Moreover, the basis for a takings claim is that the government action has destroyed the use and value of property. But can it really be said that the loss of use and value was all due to the government shutdown? How many people would voluntarily go to work or shop in a nonessential store or restaurant knowing there is a pandemic raging and they could die as a result? If these takings lawsuits proceed, there will be much argument over how much economic damage was caused by government orders, compared to the damage caused simply by the pandemic.
But as difficult as these questions are, the longer the shutdowns persist, the weaker government justifications will become. In flooding cases, there is the adage that if water covers an area for a week, it’s a flood, but if water covers the same area for many years, it’s a lake. In the case of COVID-19, when is a public health emergency no longer an emergency but a background factor in how people live their lives? There must be a finite duration to the shutdown orders if people are not to starve — even if that means a heightened risk of disease. But if government shutdown edicts persist beyond the emergency phase, it will be harder to justify any emergency immunity from liability.
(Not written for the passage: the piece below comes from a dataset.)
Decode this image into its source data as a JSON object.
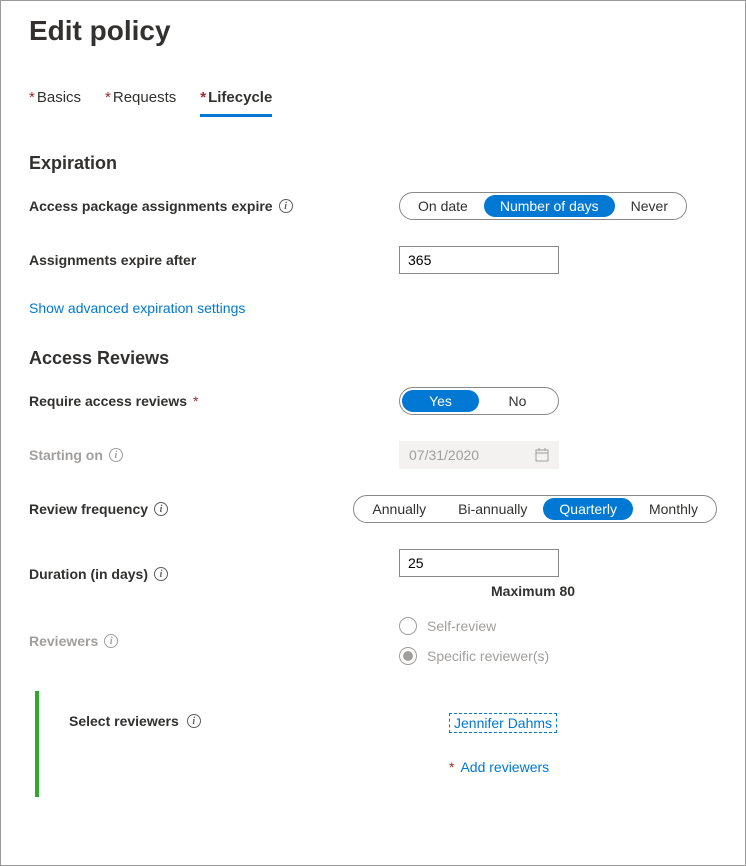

There are other avenues besides takings lawsuits to alleviate the costs of the shutdowns on property owners or businesses.
There are other avenues besides takings lawsuits to alleviate the costs of the shutdowns on property owners or businesses. As we continue to learn from experience, the shutdowns must be imbued with flexibility and a process for relief. In other words, if a business thinks it can prove that it can successfully implement protocols to protect employees and the public from disease, it must be given an opportunity to try. The Due Process Clause of the Constitution requires this. Based on existing precedent, courts can weigh the harm to the property owner, the necessity for the government action, and the practicality of fashioning some meaningful relief. But governments must provide a mechanism for seeking such relief. Otherwise, they can be sued for a violation of due process.
Finally, there is some push in some states to create rent holidays, wherein tenants affected by COVID-19 cannot be evicted for a failure to pay rent. Some proposals go even further and seek to declare that back rents can never be collected, or collected only in a year or so — penalty- and interest-free. These proposals go beyond anything that was tried in the past, even during the Great Depression. More importantly, they stand in direct violation to the Contracts Clause in the Constitution which declares that no state shall pass any “Law impairing the Obligation of Contracts.” Passed in response to attempts in some states to wipe out debts owed by farmers during a post-Revolutionary War recession, this clause puts severe limits on the ability of governments to eliminate the obligation to pay rent.
The COVID-19 shutdowns have already spawned litigation. More will come. While these suits will initially be difficult to win, the longer the shutdowns last, the more likely it is that property owners will find some measure of relief. We must never forget that emergencies, no matter how grave, do not create holes in the Constitution.